Article – Australia must go north

17 June 2015
Matthew Canavan
North West Star
THE Australian government will soon announce its Northern Australia white paper.
It is the first time in decades that a government has focused on developing a new frontier of our nation.

DISCUSSION: Senator Matt Canavan at the Gracemere Saleyards with livestock agents Ken McCaffrey and Brad Mulvihill.PHOTO: Senator Matt Canavan at the Gracemere Saleyards with livestock agents Ken McCaffrey and Brad Mulvihill.

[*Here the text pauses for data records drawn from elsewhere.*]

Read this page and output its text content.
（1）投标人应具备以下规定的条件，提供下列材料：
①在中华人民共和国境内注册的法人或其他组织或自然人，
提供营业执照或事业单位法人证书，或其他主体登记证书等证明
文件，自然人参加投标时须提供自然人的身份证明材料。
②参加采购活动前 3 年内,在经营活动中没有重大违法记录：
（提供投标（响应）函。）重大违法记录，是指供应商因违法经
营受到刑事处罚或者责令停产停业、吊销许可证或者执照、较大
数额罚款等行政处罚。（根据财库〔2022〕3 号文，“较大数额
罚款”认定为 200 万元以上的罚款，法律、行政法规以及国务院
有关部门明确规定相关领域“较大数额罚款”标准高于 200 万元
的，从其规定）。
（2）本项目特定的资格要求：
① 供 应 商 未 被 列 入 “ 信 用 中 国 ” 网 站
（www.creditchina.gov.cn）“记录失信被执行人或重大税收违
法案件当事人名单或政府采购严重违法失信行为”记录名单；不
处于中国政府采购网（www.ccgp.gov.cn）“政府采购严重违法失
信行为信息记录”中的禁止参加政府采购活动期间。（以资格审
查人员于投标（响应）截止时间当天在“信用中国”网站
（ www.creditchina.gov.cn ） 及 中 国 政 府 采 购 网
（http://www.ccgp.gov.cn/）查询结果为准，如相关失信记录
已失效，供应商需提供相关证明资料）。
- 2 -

Already it has created a sort of Brisbane line in reverse.
Cities and towns are now desperate to be above the north of the Tropic of Capricorn because there are so many opportunities in the north of our nation.
Australia must move north.
Right now, our population is too clustered in the south and in the cities.
Despite our collective sentimentality for Dorothea Mackellar’s ‘land of sweeping plains’, few people live on them. About 60 per cent of Australians live in just our five largest cities.
All of those are on the seaboard and none of them is in northern Australia.
Compare that to the United States, where the top five cities house between 5 per cent and 15 per cent of their population, depending on how you draw the boundaries of their cities.
The reality for most Australians is the gritty city of Banjo Paterson where “hurrying people … shoulder one another in their rush and nervous haste”.
The cities that Banjo found crowded more than a century ago have become far more bustling since then and are forecast to become even more so.
The current populations of Sydney and Melbourne are already more than four million each.
The inter-generational report predicts Australia’s 2050 population will hit 40 million, and the Australian Bureau of Statistics projects Sydney and Melbourne both topping eight million and Brisbane and Perth 4.5 to five million each.
A proper regional development policy then must focus on developing areas outside our capital cities.
I don’t think the people of Sydney, Melbourne, Brisbane or Perth want twice as many people stacked up in those cities, so regional development is something in the national interest.
Regional Australia policy is not charity; it is essential, visionary and fair.
Regionalisation also offers the prospect of a more affordable lifestyle.
The latest Real Estate Institute of Australia data show the median residential property price in Sydney is $930,000 and Melbourne $688,000.
Across all capital cities it is $659,000.
In all the talk of affordable housing, an alternative source of housing sometimes forgotten is regional Australia.
For example, the median price of properties in Cairns is $390,000, in Townsville it is $350,000 and Rockhampton just less than $300,000.
We cannot, and should not, force people to move but we can create the opportunities and jobs that will encourage a move from expensive housing in Sydney to a better lifestyle and lower cost of living in the north.
There’s plenty of room for growth: just 5 per cent of Australians live north of the Tropic of Capricorn.
Of Australia’s 17 cities with populations of more than 100,000 people, only three lie in northern Australia: Townsville, Cairns and Darwin (and they rank 14, 15 and 16 respectively).
Northern Australia does hold enormous potential.
It already provides fantastic mineral wealth and can yield far more in future. Primary industries based in northern Australia earn the nation billions of dollars in export earnings and promise more still through innovation and irrigation.
Sixty per cent of the nation’s rain falls in the north.
It is important we focus as a nation on using water where it falls.
The idea of sending water from north to south is a mirage. Water is very expensive to transport.
I look to the release of a white paper that identifies ways to capitalise on northern Australia’s strengths, to provide the best regulatory and economic environment for business, and to identify critical infrastructure for long-term growth, public and private planning and investment.
Then, for Australians crowding the crescent of cities in the south, northern Australia may appear a beacon for those huddled masses yearning to breathe free.